As described on Urban Death Project’s website:

The Urban Death Project is a compost-based renewal system. At the heart of the project is a three-story core, within which bodies and high-carbon materials are placed.

Over the span of a few months, with the help of aerobic decomposition and microbial activity, the bodies decompose fully, leaving a rich compost.

The Urban Death Project is not simply a system for turning our bodies into soil-building material. It is also a space for the contemplation of our place in the natural world, and a ritual to help us say goodbye to our loved ones by connecting us with the cycles of nature.

This is how Urban Death Project envisions the process to be:

1. The deceased may be stored in a refrigerated space for up to ten days before the ceremony takes place. There is no embalming because decomposition is an important part of the design.

2. Those closest to the deceased meet the body in the shrouding room, where they wrap it in simple linen.

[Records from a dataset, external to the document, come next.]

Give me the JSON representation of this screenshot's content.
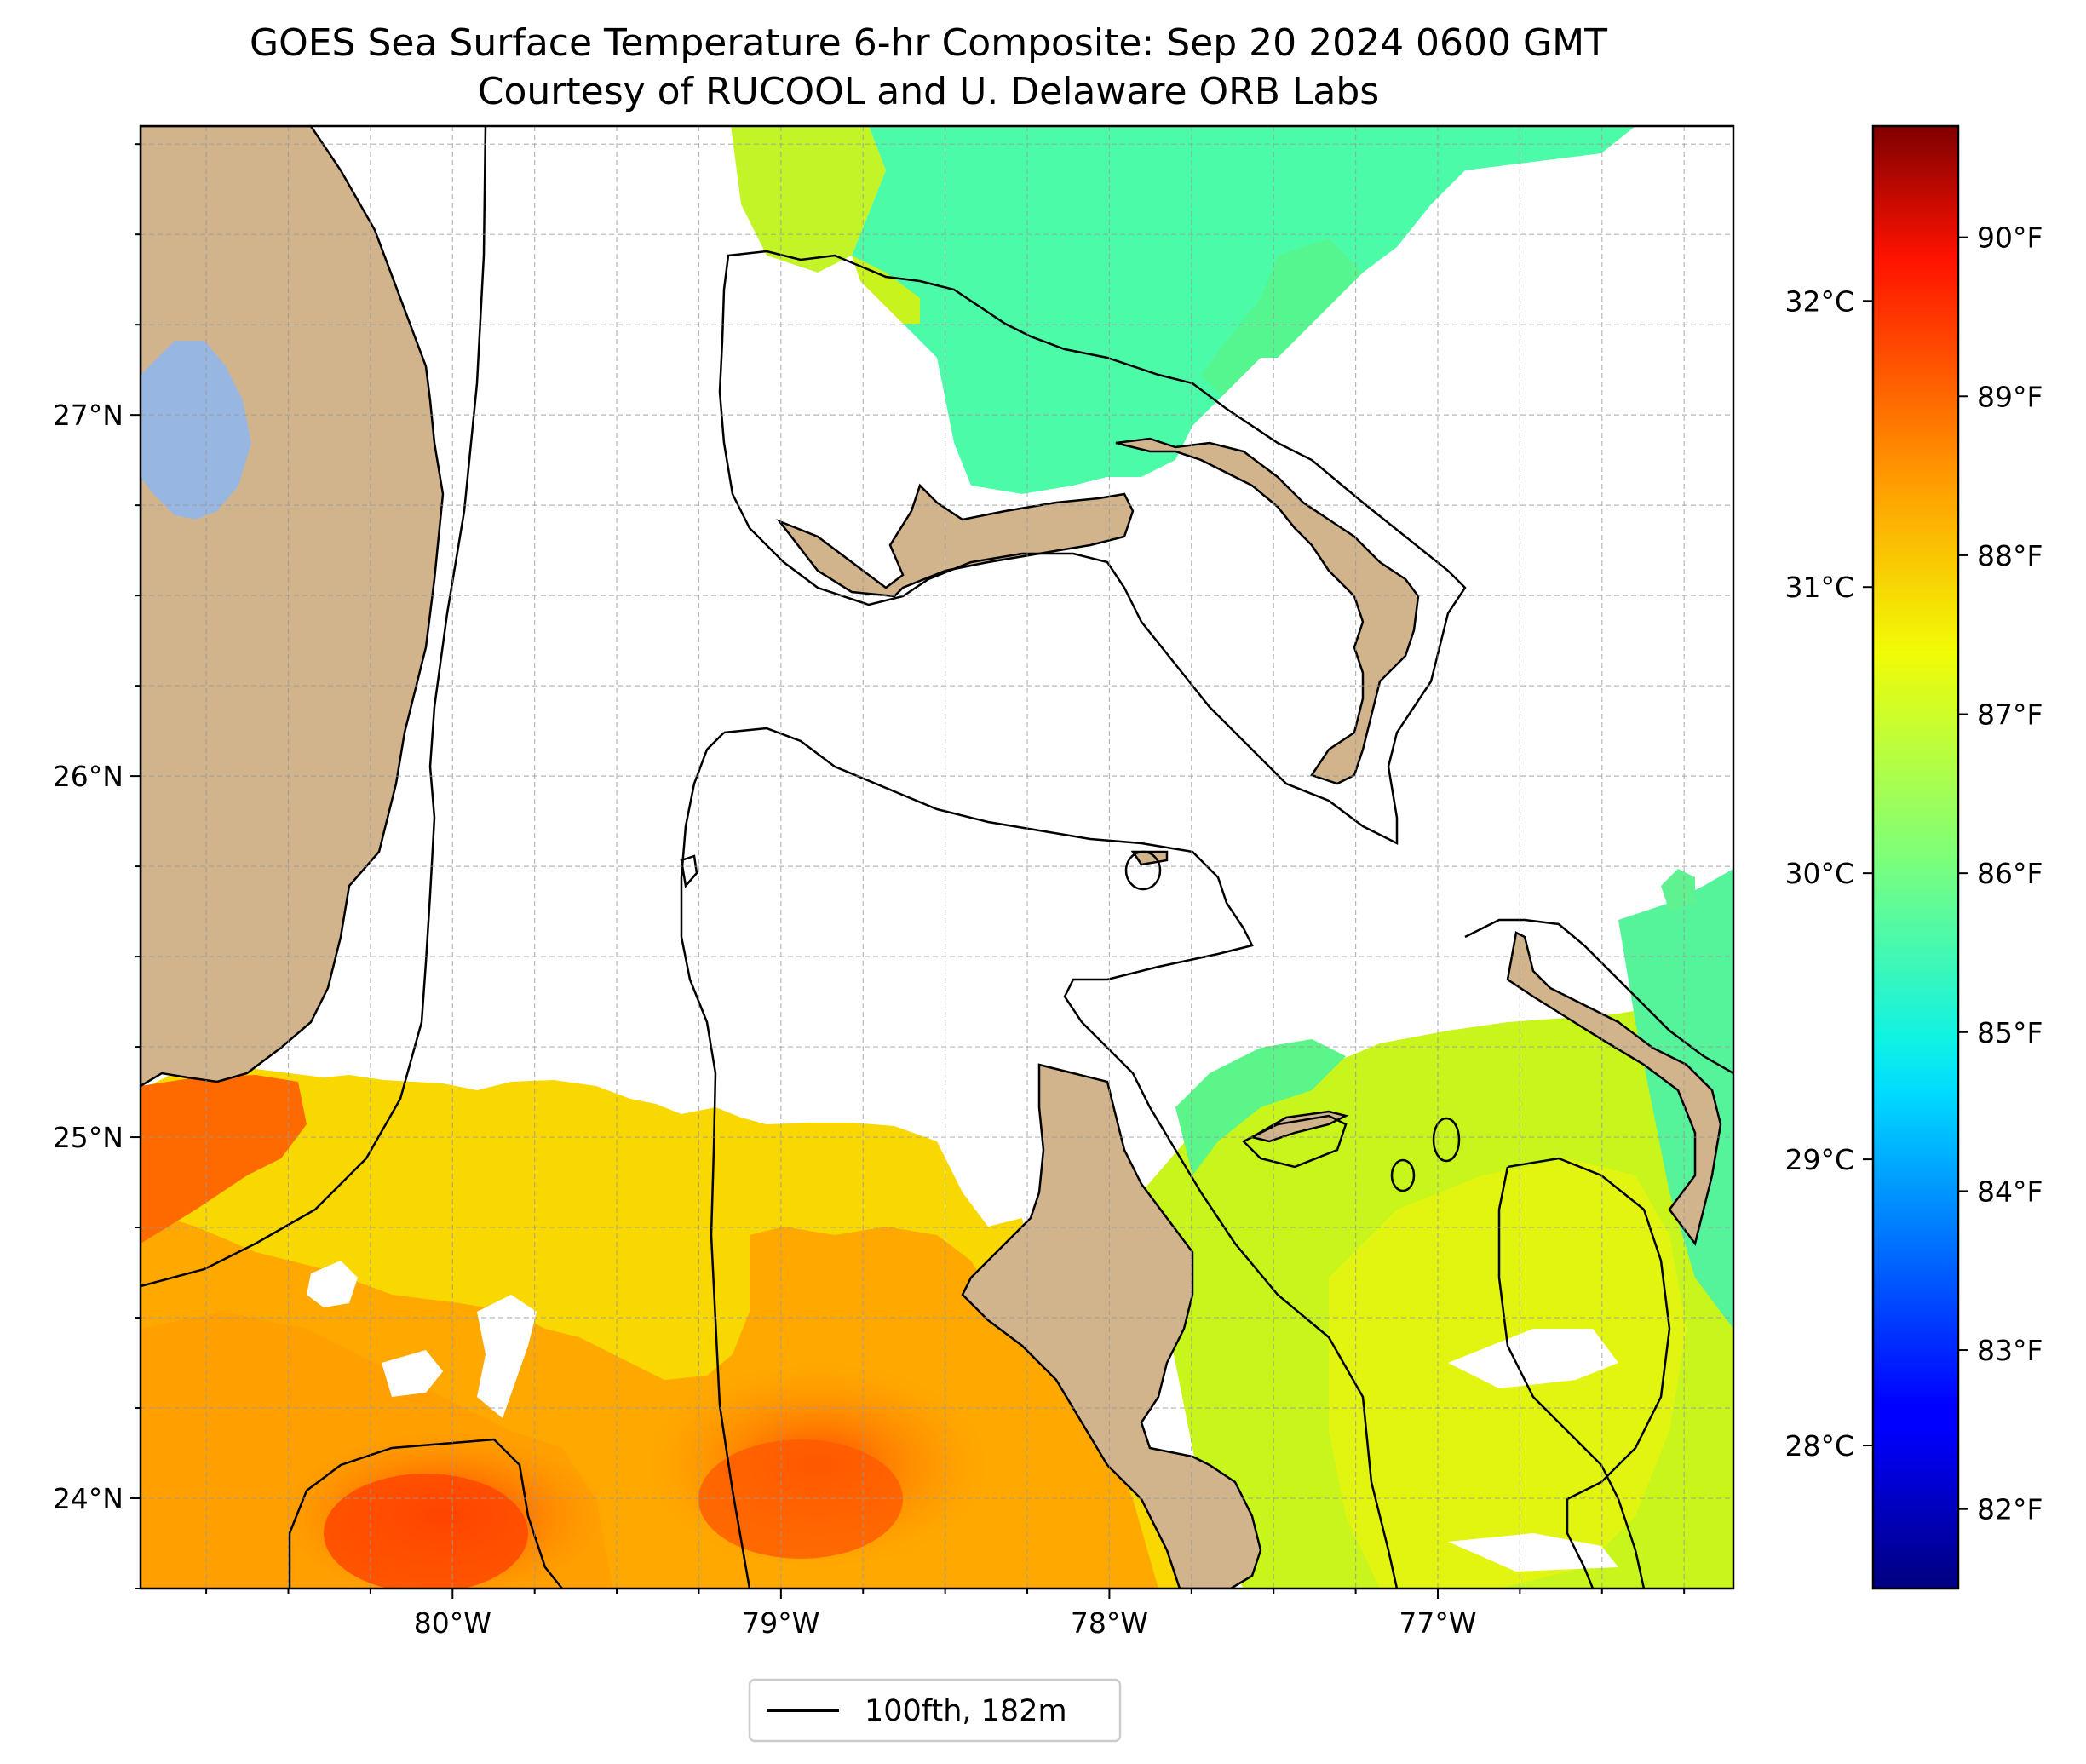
{
  "title": {
    "line1": "GOES Sea Surface Temperature 6-hr Composite: Sep 20 2024 0600 GMT",
    "line2": "Courtesy of RUCOOL and U. Delaware ORB Labs"
  },
  "map": {
    "lon_range": [
      -80.95,
      -76.1
    ],
    "lat_range": [
      23.75,
      27.8
    ],
    "lon_ticks": [
      {
        "value": -80,
        "label": "80°W"
      },
      {
        "value": -79,
        "label": "79°W"
      },
      {
        "value": -78,
        "label": "78°W"
      },
      {
        "value": -77,
        "label": "77°W"
      }
    ],
    "lat_ticks": [
      {
        "value": 24,
        "label": "24°N"
      },
      {
        "value": 25,
        "label": "25°N"
      },
      {
        "value": 26,
        "label": "26°N"
      },
      {
        "value": 27,
        "label": "27°N"
      }
    ],
    "gridlines": true,
    "land_color": "#d2b48c",
    "lake_color": "#97b6e1",
    "places": [
      "Florida",
      "Lake Okeechobee",
      "Grand Bahama",
      "Great Abaco",
      "Andros Island",
      "Bimini",
      "Berry Islands",
      "Eleuthera",
      "New Providence"
    ]
  },
  "colorbar": {
    "colormap": "jet",
    "fahrenheit_ticks": [
      {
        "value": 90,
        "label": "90°F"
      },
      {
        "value": 89,
        "label": "89°F"
      },
      {
        "value": 88,
        "label": "88°F"
      },
      {
        "value": 87,
        "label": "87°F"
      },
      {
        "value": 86,
        "label": "86°F"
      },
      {
        "value": 85,
        "label": "85°F"
      },
      {
        "value": 84,
        "label": "84°F"
      },
      {
        "value": 83,
        "label": "83°F"
      },
      {
        "value": 82,
        "label": "82°F"
      }
    ],
    "celsius_ticks": [
      {
        "value": 32,
        "label": "32°C"
      },
      {
        "value": 31,
        "label": "31°C"
      },
      {
        "value": 30,
        "label": "30°C"
      },
      {
        "value": 29,
        "label": "29°C"
      },
      {
        "value": 28,
        "label": "28°C"
      }
    ],
    "range_f": [
      81.5,
      90.7
    ]
  },
  "legend": {
    "label": "100fth, 182m",
    "line_color": "#000000"
  },
  "sst_regions": {
    "south_max_f": 89.7,
    "south_typical_f": 88.3,
    "east_typical_f": 86.3,
    "north_typical_f": 85.9
  }
}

Supportive staff are on hand to assist in this process.

3. Mourners enter the facility and walk up to the top of the core where they say goodbye to the deceased at the laying in.

“Laying in” refers to placing the corpses into a mixture of woodchips and sawdust.

Over the next few weeks, the body decomposes and turns into a nutrient-rich compost, which is given to the deceased’s family or spread in national parks.

The project’s founder Katrina Spade says she got the idea from animal composting. She plans to launch a Kickstarter campaign on March 30 to build a prototype system by 2020. She admits the project will face legal problems and envisions “It’ll be state-by-state, a lot of small campaigns. It’s about telling people this is an option that works.”